Limited liability companies are generally better asset protection entities than corporation. A judgment debtor can levy upon the debtor’s stock in a corporation and in the case of a small corporation possibly stop the corporation business and liquidate corporate assets. In the case of a debtor’s limited liability company interest the judgment creditor’s remedy is limited to a lien on distributions, if any, and the creditor cannot stop the LLC operations or force the sale of the LLC’s assets. In the past, the corporation, and particularly Sub-S corporations, were the most common business entity for closely held small business. When owners of small corporations become concerned about asset protection they often want to convert their S corporations to LLCs, possibly LLCs taxed as S corporations for tax purposes.
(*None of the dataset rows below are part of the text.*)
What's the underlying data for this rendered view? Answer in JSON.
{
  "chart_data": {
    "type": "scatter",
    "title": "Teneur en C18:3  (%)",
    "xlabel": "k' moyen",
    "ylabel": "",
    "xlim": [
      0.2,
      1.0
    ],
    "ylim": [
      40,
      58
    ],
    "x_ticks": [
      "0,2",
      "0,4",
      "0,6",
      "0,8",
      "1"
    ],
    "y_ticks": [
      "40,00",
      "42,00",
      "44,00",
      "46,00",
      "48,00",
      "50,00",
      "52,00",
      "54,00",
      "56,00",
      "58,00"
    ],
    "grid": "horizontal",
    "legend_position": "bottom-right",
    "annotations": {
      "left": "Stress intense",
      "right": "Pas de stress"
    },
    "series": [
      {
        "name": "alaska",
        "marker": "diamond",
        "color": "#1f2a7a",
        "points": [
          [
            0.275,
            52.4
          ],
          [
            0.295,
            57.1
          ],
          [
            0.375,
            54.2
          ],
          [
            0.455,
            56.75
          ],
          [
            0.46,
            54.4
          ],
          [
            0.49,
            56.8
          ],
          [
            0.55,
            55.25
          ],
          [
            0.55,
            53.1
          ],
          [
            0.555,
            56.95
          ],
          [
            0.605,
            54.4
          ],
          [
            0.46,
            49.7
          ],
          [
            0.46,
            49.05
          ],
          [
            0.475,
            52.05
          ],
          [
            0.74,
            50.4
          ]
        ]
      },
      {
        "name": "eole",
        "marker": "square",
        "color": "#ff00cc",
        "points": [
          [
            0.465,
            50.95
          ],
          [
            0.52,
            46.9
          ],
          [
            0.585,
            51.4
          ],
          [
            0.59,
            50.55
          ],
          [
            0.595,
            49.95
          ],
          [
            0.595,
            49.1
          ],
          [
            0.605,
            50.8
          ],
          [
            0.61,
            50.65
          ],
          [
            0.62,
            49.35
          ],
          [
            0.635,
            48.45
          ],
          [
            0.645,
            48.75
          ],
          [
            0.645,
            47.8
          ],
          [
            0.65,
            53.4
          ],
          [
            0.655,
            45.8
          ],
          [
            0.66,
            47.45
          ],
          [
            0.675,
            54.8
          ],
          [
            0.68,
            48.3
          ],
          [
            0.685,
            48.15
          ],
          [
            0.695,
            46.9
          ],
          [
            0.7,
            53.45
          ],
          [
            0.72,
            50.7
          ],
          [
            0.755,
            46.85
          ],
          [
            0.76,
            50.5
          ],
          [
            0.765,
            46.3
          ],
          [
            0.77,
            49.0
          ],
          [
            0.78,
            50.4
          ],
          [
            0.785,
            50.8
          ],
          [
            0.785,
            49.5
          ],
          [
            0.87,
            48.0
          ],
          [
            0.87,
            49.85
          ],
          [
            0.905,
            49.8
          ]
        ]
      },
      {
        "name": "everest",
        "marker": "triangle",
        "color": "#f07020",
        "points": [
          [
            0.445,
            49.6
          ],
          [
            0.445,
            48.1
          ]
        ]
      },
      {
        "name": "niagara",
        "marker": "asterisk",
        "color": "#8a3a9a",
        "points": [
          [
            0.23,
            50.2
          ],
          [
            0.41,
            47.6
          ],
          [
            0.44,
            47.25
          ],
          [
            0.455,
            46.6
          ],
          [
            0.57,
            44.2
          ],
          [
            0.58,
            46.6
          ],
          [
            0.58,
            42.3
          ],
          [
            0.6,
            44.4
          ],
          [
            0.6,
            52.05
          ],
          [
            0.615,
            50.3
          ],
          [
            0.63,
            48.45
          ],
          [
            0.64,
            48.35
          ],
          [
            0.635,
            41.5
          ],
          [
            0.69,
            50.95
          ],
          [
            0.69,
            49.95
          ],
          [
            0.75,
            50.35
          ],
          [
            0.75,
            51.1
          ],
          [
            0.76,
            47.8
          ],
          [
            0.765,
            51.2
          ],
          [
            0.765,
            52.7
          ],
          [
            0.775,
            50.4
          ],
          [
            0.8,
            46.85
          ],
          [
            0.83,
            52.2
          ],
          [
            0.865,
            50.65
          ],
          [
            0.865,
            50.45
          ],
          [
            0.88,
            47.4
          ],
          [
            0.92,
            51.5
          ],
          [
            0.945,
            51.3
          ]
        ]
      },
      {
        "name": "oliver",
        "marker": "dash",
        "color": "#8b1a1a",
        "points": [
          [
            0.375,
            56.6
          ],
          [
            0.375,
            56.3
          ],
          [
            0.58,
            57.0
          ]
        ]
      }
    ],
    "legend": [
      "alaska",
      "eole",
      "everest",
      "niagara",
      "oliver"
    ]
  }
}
This past week one such corporation owner discussed with me the procedures to convert his profitable corporation to a limited liability company. Florida statutes provide a means to convert a domestic or out-of-state corporation to a Florida LLC. The issue we discussed was whether the conversion of a corporation would be treated for tax purposes as a liquidation and would accelerate the owner’s income tax liability.
To be sure, I forwarded the tax question to a local account named Lonnie Young. Lonnie has years of experience accounting for small business clients. He responded by email as follows:”
A conversion from S to an LLC can qualify as a tax-free reorganization under § 368-(a)(1)(F). In a Letter Ruling the basis and holding periods of the assets in new LLC are the same as in the prior Sub S. The S Corp status did not terminate as a result of the reorg since new LLC retained its S corp election and continued to meet S corp requirements per § 1361 (Ltr Rule 200528021).There will be issues if the ownership as a result of this re-org changes. Same owners, same percentages should not be a problem.”
So, if a S Corporation owner wants to reorganize as an LLC taxed as an S corporation (by filing Form 8832) he should be able to do so without adverse tax effect as long as ownership does not change. I would be interested to know if the answer is the same if one spouse converts his S corporation to an LLC owned by the two spouses jointly when the spouses file joint tax returns- is this merger a change of ownership for tax purposes?